I concur. In order to get Trump declared ineligible, you will need to be able to prove (probably beyond a reasonable doubt) that:
(A) what happened on Jan 6th was an insurrection, and (B) that it was actively supported by Donald Trump
Both of these are possible but neither is really a slam dunk.
As far as (A) goes, I will note that none of the people involved in the attack have been charged with insurrection. The closest they have come is conspiracy to obstruct a congressional proceeding. When I think of insurrection I think of the violently overthrowing the government to directly take power by force. This wasn’t the goals of the Jan 6th attackers. Their hope was to create enough chaos to delay the result long enough for a constitutional loophole to kick in that would result in the legal and orderly continuation of the Trump administration.
As far as (B) even if we characterize what went down on Jan 6th as an insurrection, it is going to be really hard to pin it on Trump.
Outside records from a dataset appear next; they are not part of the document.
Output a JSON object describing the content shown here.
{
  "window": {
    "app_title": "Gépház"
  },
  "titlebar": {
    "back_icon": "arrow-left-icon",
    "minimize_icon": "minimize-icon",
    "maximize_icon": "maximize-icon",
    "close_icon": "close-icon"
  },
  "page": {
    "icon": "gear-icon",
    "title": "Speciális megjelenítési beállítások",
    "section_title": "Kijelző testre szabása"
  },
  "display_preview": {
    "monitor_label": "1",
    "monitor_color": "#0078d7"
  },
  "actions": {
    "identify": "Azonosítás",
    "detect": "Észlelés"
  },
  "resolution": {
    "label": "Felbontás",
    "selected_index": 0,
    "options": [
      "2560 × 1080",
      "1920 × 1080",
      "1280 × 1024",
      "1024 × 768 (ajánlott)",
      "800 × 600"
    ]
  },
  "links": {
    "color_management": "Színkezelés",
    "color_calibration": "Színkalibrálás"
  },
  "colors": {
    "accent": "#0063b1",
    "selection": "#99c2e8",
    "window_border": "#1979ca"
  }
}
The phrase that was pointed to in the impeachment hearing was
“And we fight. We fight like hell. And if you don’t fight like hell, you’re not going to have a country anymore.”
But that was one of many uses of fight given in the speech all of which were figurative. For example
The American people do not believe the corrupt, fake news anymore. They have ruined their reputation. But you know, it used to be that they’d argue with me. I’d fight. So I’d fight, they’d fight, I’d fight, they’d fight. Pop pop.
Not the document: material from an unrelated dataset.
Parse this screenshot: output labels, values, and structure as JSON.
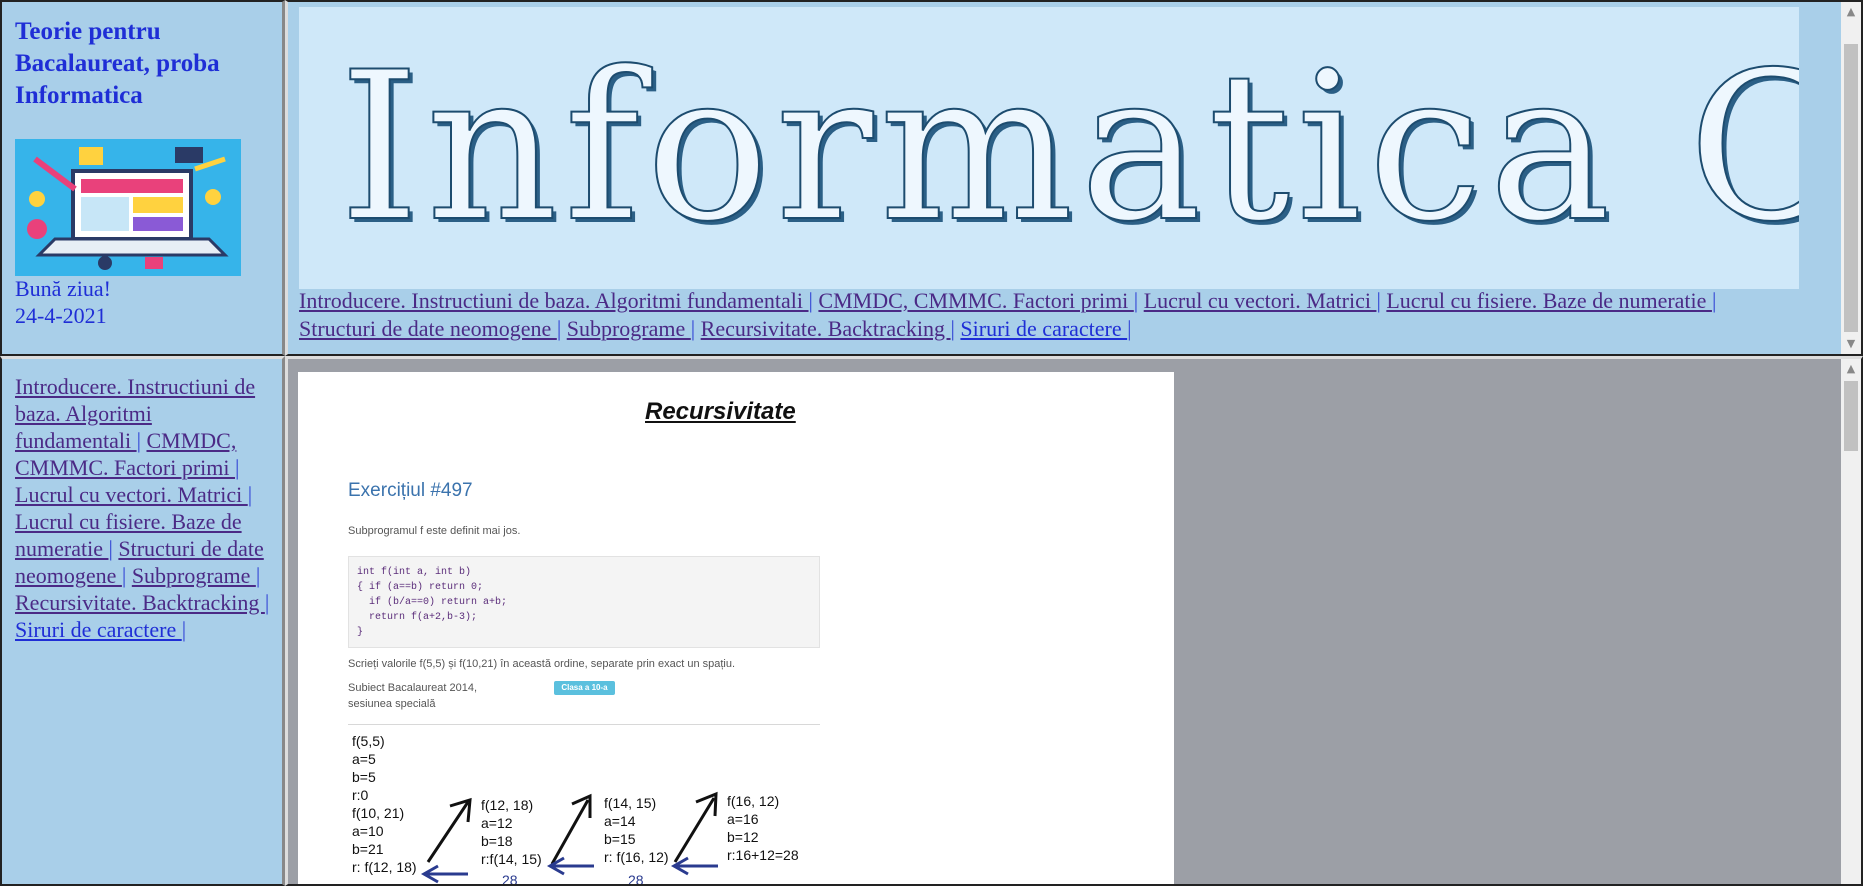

Republicans are, Republicans are constantly fighting like a boxer with his hands tied behind his back. It’s like a boxer. And we want to be so nice. We want to be so respectful of everybody, including bad people. And we’re going to have to fight much harder.
And you have to get your people to fight. And if they don’t fight, we have to primary the hell out of the ones that don’t fight. You primary them.
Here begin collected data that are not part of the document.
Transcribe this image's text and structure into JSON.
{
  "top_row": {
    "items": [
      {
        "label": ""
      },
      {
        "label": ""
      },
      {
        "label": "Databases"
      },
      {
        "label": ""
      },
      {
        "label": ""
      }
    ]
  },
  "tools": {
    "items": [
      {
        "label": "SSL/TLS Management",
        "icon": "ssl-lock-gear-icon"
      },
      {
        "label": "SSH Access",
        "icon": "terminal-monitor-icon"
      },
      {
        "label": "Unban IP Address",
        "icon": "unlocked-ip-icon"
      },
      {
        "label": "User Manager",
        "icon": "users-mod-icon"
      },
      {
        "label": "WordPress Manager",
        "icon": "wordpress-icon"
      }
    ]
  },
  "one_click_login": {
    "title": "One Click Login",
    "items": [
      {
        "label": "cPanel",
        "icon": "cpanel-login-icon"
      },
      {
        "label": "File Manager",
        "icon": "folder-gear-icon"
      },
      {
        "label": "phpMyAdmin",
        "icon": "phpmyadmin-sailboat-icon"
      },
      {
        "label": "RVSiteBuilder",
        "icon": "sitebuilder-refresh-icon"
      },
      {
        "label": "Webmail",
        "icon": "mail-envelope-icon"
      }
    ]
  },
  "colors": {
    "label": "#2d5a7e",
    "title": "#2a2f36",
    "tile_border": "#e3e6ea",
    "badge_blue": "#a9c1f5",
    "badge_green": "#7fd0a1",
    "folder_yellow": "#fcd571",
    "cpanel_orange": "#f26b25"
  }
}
Now it is entirely possible that he used this violent rhetoric knowing it would incite his followers to violence, but he has plausible deniability that all he really thought would happen is a peaceful protest outside the capitol and that he was shocked! shocked! that it turned violent. In fact speaking as someone who loathes Trump and everything he represents I’d give even odds that he didn’t intend for the storming of the capitol, but was pleasantly surprised (the same way Osama Bin Laden was pleasantly surprised by the World Trade center’s collapse).
Now this only includes the evidence we have so far, if smoking guns related to the Jan 5th Trump Hotel meeting, or his (in)actions during the attack show clear culpability I may revise my assessment, but I think Trump is more likely to go down due to tax fraud or Russia than for the Jan 6th attack.